Today, with the addition of Aruba, which obviously was the first out of the gate to deploy an as a Service model for our networking campus and branch products, but now the Edge as a whole, we have now 65,000 Customers on the platform. We add hundreds of customers in the traditional business as we go forward. That number will continue to grow. The as a Service adoption is gonna go further and further out.

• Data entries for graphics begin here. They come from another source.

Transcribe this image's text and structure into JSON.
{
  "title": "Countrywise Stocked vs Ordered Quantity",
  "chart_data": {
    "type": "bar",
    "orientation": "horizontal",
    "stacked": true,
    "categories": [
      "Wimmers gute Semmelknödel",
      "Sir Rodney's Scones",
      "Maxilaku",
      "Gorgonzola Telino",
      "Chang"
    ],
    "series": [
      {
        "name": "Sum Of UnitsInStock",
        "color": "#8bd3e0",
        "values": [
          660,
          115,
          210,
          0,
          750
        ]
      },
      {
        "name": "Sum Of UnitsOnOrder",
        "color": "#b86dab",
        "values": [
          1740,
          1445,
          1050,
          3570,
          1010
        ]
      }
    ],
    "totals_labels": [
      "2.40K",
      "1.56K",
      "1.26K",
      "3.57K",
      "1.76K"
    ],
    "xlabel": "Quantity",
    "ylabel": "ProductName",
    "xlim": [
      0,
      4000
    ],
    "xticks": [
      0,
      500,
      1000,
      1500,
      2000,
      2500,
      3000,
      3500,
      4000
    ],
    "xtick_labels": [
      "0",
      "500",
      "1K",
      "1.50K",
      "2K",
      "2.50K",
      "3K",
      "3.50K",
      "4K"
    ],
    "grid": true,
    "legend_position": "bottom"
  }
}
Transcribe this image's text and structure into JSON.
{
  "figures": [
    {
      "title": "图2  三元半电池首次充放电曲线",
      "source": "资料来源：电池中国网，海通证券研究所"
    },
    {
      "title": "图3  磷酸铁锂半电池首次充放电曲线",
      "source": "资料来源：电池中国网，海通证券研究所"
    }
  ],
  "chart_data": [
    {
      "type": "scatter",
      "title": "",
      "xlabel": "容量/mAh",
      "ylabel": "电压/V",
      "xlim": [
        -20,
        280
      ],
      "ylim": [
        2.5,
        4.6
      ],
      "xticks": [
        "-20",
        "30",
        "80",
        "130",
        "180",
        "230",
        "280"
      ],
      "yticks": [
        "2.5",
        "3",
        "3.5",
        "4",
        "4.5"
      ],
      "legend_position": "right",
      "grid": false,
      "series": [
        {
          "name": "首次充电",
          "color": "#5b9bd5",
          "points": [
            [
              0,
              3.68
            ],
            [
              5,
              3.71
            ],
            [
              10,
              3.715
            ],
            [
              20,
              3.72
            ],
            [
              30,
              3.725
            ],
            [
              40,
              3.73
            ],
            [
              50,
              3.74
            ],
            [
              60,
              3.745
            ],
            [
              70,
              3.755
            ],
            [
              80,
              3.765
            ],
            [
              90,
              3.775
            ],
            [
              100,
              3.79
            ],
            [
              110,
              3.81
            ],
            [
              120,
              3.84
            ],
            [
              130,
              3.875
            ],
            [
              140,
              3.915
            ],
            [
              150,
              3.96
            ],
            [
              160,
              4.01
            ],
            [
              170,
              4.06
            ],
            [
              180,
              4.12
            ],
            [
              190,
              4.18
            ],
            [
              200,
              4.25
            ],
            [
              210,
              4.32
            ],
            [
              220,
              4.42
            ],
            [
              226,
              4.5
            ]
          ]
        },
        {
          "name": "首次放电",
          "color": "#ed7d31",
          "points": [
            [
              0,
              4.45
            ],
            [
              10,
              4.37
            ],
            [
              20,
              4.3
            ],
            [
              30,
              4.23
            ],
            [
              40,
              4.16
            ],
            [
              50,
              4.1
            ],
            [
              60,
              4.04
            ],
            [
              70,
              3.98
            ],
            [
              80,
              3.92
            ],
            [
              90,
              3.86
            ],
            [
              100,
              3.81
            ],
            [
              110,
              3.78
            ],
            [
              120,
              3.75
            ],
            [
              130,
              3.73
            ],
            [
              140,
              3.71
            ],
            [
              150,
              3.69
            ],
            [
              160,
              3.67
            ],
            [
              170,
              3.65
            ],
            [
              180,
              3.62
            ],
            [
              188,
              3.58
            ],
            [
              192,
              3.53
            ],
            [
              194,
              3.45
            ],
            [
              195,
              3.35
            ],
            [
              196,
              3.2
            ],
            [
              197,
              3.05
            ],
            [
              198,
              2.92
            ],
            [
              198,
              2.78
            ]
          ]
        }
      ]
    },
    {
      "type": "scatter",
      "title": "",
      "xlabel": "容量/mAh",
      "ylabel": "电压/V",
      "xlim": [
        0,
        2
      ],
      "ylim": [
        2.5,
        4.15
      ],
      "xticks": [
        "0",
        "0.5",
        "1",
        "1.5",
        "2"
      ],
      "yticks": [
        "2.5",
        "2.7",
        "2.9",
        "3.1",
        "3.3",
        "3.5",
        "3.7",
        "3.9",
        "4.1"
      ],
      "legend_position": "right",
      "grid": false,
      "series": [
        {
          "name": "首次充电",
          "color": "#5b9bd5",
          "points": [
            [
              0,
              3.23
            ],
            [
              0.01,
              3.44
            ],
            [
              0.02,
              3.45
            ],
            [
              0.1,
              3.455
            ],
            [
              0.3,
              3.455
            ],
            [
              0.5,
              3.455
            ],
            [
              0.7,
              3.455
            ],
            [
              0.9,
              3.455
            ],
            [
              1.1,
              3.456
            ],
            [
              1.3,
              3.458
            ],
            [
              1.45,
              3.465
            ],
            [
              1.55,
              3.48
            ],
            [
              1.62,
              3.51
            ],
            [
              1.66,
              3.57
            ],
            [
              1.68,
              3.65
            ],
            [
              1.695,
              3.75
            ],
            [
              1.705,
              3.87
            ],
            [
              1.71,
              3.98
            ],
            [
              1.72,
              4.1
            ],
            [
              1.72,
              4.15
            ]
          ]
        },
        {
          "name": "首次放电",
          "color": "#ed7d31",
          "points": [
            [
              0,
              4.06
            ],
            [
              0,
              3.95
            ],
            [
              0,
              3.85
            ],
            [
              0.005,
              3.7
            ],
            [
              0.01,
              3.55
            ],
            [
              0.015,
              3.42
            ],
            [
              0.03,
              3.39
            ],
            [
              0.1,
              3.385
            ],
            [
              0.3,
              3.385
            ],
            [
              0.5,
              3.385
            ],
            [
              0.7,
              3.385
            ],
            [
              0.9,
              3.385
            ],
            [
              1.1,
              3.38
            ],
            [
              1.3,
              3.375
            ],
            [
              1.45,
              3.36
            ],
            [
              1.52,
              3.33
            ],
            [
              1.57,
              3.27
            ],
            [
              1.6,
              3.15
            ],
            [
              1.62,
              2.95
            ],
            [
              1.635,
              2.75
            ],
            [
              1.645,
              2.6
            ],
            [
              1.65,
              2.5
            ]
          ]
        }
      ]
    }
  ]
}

I think, you know, if you have a recession, like people trying to think about it these days, then that actually will accelerate it because people are not gonna stop and say, "I'm not gonna do anything." The people have to continue to accelerate the digital transformation, and I think that's a tailwind for us to get that adoption faster. I think that's what you're gonna see. Now, in terms of overall numbers, I don't know, Tarek. I mean, it's hard to.

Tarek Robbiati
EVP and CFO, Hewlett Packard Enterprise

I will say to you right now.

Antonio Neri
President and CEO, HPE Securities

Total mix, right?

Tarek Robbiati
EVP and CFO, Hewlett Packard Enterprise

First of all, we won't tell you what we expect our as a Service revenue to be by fiscal year 2025 as percentage of total. Right now, it's about 6% of total revenue. Of course, the ambition is much more than that. We intend to grow it very, very rapidly, and we're multiplying our investments there in the platform. Just to. If you think about in terms of gross margins, as we flagged, these gross margins are much higher than the company average. In terms of OP margins today, it's a loss-making business, and that's normal. That's absolutely the right thing to do because the growth is there, the gross margin is there, and our investment in GreenLake. Next year versus this year is going up by about 27%.

We will continue to invest to capture that growth because it is coming at higher margins. To the extent that we see the growth petering off, we will modulate investments. At this stage, the runway there is measured in years. We see that the adoption of our as-a-Service model is gonna have superb traction and runway ahead of it for years to come.

Antonio Neri
President and CEO, HPE Securities

The rest is a mathematical thing because you have everything deferred on the balance sheet. It will take a number of years to unwind all that bookings. You know, again, $7.7 billion. If contract durations are between three and five years, you see how long it takes.

Jeff Kvaal
Head of Investor Relations, HPE Securities

Okay. All right. Let's hold it there. Thank you everyone, both here in the audience, on the webcast, and also to our team members upstairs. Thank you. We appreciate your attendance and questions. Antonio, let me hand it back to you to close us in.

Antonio Neri
President and CEO, HPE Securities

Yeah. Well, first of all, thank you for coming. That's, you know, is very much appreciated. I hope it's worth your time. Obviously, we're gonna go upstairs here in a moment. I hope you emerge from this conversation today and the one we're gonna continue upstairs with a, you know, I believe a greater confidence. We have a unique strategy, okay? I believe this is a very compelling opportunity that HPE presents to our shareholders and new shareholders. I believe we are very well positioned to capture greater share in growing and profitable markets. You know, as we look forward, continue to demonstrate our progress and success, you know, for us, it's all about delivering that vision, which will drive long-term sustainable profit for growth for our shareholders. With that, thank you very much.

Thank you for the people on the webcast, because obviously, they are watching and listening to us. Unfortunately, we're not allowed time to take their questions, but I'm sure in follow-ups through our Investor Relations team, we can answer all those questions. Again, thank you for your time, and let's keep the conversation going upstairs for those who are staying.